«Искусство – не изображение, а преображение жизни» [Терц 1992, 1: 587]. Творение, как акт одновременно божественный и волшебный, наделяет слово магической силой, которую утратила советская литература, как и Гоголь в последние свои годы. Все, что осталось как слабый отблеск этой силы, говоря словами Проферансова из «Любимова», суть «старомодные метафоры». Метафоры выдают свое происхождение в метаморфозах, используя свою магическую игривую силу для превращения одних вещей в другие, чтобы показать обратимость всего на свете и снова доказать свое родство с чудесами и смешным [Терц 1975a: 127–129]. Но они устарели в государстве, которое считает реализм высшей (и единственной) формой искусства и которое способно признавать только одномерное, буквальное значение слова. Неспособность (или нежелание) советской системы принимать какое-либо иное значение слов, кроме чисто буквального, – вот основа ее разногласий с Синявским и фундаментальной проблемы общения, которая постоянно возникала в дебатах между Синявским и его обвинителями на процессе. Он не мог не столкнуться с той же самой неудачей в попытке наладить общение, вместо этого вызвав яростную реакцию некоторых читателей «Прогулок с Пушкиным». Но в волшебной сказке метафоры так же важны, как и нити, которые связывают ее в единое целое и ведут к развязке. Метафоры – это важнейший элемент произведений Синявского, слово-образ, который не только предлагает (а не диктует), но и утверждает взаимосвязь всех вещей, как писал Синявский о поэзии Пастернака [Синявский 1965: 17].

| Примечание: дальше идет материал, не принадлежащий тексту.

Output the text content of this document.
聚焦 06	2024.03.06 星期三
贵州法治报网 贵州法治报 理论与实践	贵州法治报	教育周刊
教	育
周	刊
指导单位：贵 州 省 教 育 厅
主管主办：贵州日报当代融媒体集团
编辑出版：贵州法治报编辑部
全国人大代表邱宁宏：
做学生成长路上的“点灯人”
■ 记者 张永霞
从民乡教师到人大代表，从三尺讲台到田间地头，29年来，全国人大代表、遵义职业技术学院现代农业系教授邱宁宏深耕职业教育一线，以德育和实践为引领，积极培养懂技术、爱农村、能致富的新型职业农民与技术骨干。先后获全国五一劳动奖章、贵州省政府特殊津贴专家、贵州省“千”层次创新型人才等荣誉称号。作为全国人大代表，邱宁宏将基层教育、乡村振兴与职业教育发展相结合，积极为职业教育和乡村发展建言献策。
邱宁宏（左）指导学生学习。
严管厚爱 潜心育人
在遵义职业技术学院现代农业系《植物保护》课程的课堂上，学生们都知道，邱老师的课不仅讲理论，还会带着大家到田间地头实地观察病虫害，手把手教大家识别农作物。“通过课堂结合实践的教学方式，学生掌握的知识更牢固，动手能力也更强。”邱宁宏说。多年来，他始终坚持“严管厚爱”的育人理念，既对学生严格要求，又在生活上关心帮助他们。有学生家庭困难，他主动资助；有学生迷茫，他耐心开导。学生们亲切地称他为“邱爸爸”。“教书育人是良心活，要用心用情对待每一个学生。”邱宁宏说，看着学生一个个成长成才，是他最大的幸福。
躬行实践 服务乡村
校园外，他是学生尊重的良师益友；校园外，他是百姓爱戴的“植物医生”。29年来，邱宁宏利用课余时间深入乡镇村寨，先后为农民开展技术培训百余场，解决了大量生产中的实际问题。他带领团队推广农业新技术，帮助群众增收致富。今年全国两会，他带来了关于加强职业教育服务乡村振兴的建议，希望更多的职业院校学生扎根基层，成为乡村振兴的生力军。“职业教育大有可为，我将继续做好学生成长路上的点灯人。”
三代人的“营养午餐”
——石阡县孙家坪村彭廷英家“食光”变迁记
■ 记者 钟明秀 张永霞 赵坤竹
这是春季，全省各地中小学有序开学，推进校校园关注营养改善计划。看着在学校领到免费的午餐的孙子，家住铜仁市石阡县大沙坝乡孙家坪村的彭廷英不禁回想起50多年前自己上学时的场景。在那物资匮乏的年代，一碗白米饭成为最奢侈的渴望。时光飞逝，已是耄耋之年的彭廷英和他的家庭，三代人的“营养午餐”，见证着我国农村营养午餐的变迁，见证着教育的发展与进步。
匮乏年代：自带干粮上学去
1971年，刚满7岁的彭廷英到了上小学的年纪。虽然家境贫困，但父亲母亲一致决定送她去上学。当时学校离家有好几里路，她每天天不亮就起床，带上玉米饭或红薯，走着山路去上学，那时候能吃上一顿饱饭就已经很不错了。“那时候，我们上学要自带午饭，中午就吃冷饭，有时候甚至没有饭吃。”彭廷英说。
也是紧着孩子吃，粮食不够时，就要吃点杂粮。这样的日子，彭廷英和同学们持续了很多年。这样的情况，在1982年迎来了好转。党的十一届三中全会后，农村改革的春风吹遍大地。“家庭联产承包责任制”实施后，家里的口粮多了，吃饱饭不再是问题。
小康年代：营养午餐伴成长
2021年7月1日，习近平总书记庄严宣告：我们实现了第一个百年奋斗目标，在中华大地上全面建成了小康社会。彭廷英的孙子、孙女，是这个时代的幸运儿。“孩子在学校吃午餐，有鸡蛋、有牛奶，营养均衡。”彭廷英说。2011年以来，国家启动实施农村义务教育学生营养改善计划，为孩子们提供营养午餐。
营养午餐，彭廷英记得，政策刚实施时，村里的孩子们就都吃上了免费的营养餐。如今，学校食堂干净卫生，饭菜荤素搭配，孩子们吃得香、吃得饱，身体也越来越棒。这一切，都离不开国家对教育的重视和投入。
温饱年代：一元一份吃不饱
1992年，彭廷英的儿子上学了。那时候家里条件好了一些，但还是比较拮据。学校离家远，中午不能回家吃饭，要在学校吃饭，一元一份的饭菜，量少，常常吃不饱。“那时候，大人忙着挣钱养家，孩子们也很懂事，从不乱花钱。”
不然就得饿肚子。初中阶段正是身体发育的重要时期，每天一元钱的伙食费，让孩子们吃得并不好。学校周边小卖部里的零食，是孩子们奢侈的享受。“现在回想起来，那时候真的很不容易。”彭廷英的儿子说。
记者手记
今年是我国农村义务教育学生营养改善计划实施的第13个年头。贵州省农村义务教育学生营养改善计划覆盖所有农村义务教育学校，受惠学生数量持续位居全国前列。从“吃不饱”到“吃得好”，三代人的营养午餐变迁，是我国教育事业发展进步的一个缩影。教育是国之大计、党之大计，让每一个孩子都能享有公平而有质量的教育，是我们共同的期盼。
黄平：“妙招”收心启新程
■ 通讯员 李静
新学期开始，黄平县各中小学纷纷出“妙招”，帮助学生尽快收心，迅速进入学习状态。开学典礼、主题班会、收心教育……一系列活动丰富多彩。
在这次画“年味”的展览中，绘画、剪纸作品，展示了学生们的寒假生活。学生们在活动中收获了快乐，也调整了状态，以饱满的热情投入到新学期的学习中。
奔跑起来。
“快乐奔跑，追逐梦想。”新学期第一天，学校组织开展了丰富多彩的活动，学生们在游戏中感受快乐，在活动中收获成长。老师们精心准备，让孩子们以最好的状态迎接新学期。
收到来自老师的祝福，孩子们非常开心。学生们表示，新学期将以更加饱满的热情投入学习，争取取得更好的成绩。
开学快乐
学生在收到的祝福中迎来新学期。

Возрожденная способность Синявского восхищаться миром усиливает его осознание взаимосвязи вещей и постоянной универсальной задачи искусства – выявления этих связей. Когда он читает, то каждый новый предмет, пусть и удивительный сам по себе, он рассматривает не обособленно, а во взаимодействии со всем прочим. Очарованное этими возможностями, воображение Синявского цветет пышным цветом, преображая случайные объекты чтения в стройную схему, в которой культура – не нечто отрывочное и сегментированное по времени или месту, как в советской системе с ее избирательной памятью культурного наследия, но органичное и чудесное целое[134].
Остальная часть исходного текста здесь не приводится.